In an astounding and "unprecedented" new account of U.S. government surveillance, Reutersreported Tuesday that Yahoo secretly scanned all of its customers' incoming emails for a specific set of characters, per request of the National Security Agency (NSA) or FBI.
"The order issued to Yahoo appears to be unprecedented and unconstitutional. The government appears to have compelled Yahoo to conduct precisely the type of general, suspicionless search that the Fourth Amendment was intended to prohibit."
--Patrick Toomey, ACLU
The news agency broke the investigation after speaking with "two former employees and a third person apprised of the events," who described how the email giant complied with the vast government directive and built a custom software program to scan hundreds of millions of accounts for a "specific set of characters."
The classified directive was reportedly sent to the company's legal team last year. "It is not known what information intelligence officials were looking for, only that they wanted Yahoo to search for a set of characters," Reuters reported. "That could mean a phrase in an email or an attachment, said the sources, who did not want to be identified."
Reporter Joseph Menn said that he was "unable to confirm whether the 2015 demand went to other companies, or if any complied." Further, it is not known "what data Yahoo may have handed over, if any.">
Private surveillance experts consulted by the news outlet said they had "never seen" such a such a "broad directive for real-time Web collection or one that required the creation of a new computer program," Reuters reported.
According to the reporting, the decision by Yahoo chief executive Marissa Mayer to comply with the government order inflamed some executives. Menn wrote:
They were also upset that Mayer and Yahoo General Counsel Ron Bell did not involve the company's security team in the process, instead asking Yahoo's email engineers to write a program to siphon off messages containing the character string the spies sought and store them for remote retrieval, according to the sources.
The sources said the program was discovered by Yahoo's security team in May 2015, within weeks of its installation. The security team initially thought hackers had broken in.
When Stamos found out that Mayer had authorized the program, he resigned as chief information security officer and told his subordinates that he had been left out of a decision that hurt users' security, the sources said. Due to a programming flaw, he told them hackers could have accessed the stored emails.
Rights groups were instantly outraged over the report.
Sherif Elsayed-Ali, head of technology and human rights at Amnesty International, minced no words when he declared that, "If true, this news will greatly undermine trust in the internet. For a company to secretly search all incoming email of all its customers in a response to a broad government directive would be a blow to privacy and a serious threat to freedom of expression."
"I wonder how the candidates feel about Yahoo spying on every single customer's emails for NSA/FBI. Will they defend this shameful practice?"
--Edward Snowden
"If true," he continued, "this would demonstrate the failure of U.S. government reforms to curb NSA's tendency to try and indiscriminately vacuum up the world's data. The NSA has clearly not changed its spots."
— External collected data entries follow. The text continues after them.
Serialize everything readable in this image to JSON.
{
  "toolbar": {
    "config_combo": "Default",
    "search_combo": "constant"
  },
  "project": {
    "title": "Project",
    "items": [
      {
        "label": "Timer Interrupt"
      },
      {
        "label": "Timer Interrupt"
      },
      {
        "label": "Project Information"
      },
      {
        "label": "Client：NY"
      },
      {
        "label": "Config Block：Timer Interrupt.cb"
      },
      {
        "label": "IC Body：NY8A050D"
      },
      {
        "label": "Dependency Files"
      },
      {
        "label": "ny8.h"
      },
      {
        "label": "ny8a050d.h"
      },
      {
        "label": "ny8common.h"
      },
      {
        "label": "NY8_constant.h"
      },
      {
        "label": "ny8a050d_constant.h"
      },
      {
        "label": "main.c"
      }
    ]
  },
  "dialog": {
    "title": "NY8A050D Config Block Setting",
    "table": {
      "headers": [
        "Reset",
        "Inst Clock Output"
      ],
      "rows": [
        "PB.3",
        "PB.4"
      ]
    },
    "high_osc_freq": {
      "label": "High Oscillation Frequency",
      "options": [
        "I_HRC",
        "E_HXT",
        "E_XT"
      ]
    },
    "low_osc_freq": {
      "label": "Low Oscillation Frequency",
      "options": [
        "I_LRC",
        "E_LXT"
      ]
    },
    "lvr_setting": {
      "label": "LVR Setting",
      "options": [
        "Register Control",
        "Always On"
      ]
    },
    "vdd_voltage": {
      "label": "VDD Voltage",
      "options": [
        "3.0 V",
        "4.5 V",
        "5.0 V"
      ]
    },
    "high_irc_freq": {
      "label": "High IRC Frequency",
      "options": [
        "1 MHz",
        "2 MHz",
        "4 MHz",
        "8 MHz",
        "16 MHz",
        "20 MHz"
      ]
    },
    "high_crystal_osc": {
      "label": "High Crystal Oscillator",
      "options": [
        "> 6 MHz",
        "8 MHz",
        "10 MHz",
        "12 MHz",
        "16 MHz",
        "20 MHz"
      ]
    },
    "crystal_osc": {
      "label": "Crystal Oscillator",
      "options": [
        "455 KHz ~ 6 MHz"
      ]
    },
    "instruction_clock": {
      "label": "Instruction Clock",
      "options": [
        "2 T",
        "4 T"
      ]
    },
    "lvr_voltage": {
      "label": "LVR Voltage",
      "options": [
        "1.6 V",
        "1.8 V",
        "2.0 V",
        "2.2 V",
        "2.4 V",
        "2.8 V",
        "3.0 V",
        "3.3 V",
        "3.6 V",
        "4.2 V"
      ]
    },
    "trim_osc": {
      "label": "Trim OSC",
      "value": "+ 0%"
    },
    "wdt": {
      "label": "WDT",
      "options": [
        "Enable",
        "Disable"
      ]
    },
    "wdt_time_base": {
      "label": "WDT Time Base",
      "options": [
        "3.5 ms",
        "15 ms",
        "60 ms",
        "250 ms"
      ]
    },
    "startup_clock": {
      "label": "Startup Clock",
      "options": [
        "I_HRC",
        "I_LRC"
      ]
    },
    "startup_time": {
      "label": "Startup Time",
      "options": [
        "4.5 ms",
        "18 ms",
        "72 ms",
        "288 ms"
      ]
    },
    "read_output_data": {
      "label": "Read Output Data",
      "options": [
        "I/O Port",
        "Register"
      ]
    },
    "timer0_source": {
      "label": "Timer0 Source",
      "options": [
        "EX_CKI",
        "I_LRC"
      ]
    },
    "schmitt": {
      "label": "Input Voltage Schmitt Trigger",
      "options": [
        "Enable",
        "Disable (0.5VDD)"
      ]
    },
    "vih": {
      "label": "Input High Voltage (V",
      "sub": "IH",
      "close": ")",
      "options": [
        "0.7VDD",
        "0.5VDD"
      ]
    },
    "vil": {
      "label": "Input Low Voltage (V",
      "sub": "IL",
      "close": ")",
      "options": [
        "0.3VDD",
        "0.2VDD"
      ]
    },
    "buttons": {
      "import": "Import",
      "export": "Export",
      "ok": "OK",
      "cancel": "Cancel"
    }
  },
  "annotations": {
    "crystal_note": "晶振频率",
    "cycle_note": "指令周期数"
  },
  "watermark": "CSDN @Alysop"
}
And Patrick Toomey, a staff attorney with the American Civil Liberties Union (ACLU), said the order issued "appears to be unprecedented and unconstitutional."
"The government appears to have compelled Yahoo to conduct precisely the type of general, suspicion-less search that the Fourth Amendment was intended to prohibit," he said in a press statement.
"It is deeply disappointing that Yahoo declined to challenge this sweeping surveillance order, because customers are counting on technology companies to stand up to novel spying demands in court," Toomey continued. "If this surveillance was conducted under Section 702 of the Foreign Intelligence Surveillance Act, this story reinforces the urgent need for Congress to reform the law to prevent dragnet surveillance and require increased transparency."
Outcry was swift on social media:
And Mike Masnick noted at TechDirt that the news "comes out less than a week after the NY Times had a big report on how Mayer de-prioritized security, despite having built up a great team of computer security experts called 'The Paranoids'."
"Mayer apparently downplayed or blocked their efforts," Masnick wrote, "leading many to go elsewhere."
He continued:
Now, there are still a number of open questions about this: chief among them if others, such as Google, Microsoft, Facebook, and Twitter were similarly compelled to create similar software.
[...] It seems clear that Yahoo either didn't think it could win a legal fight over this (certainly a possibility), or that it just didn't want to. At the very least, this seems like yet another example of totally secretive rulemaking by the US government on what surveillance capabilities are legal, without any public review or adversarial process designed to make sure that civil liberties are protected. I know that many of the more paranoid folks out there think that the NSA already had deals with the big companies to scan all content, but they weren't supposed to, and as far as we knew they did not as of a few years ago. But if that changed last year, that's a big, big deal, and much more information needs to become public on this.
"This is a clear sign that people can trust neither their government nor their service providers to respect their privacy," added Elsayed-Ali. "Free speech online, and in society in general, cannot thrive in a world where governments can pry into our private lives at will."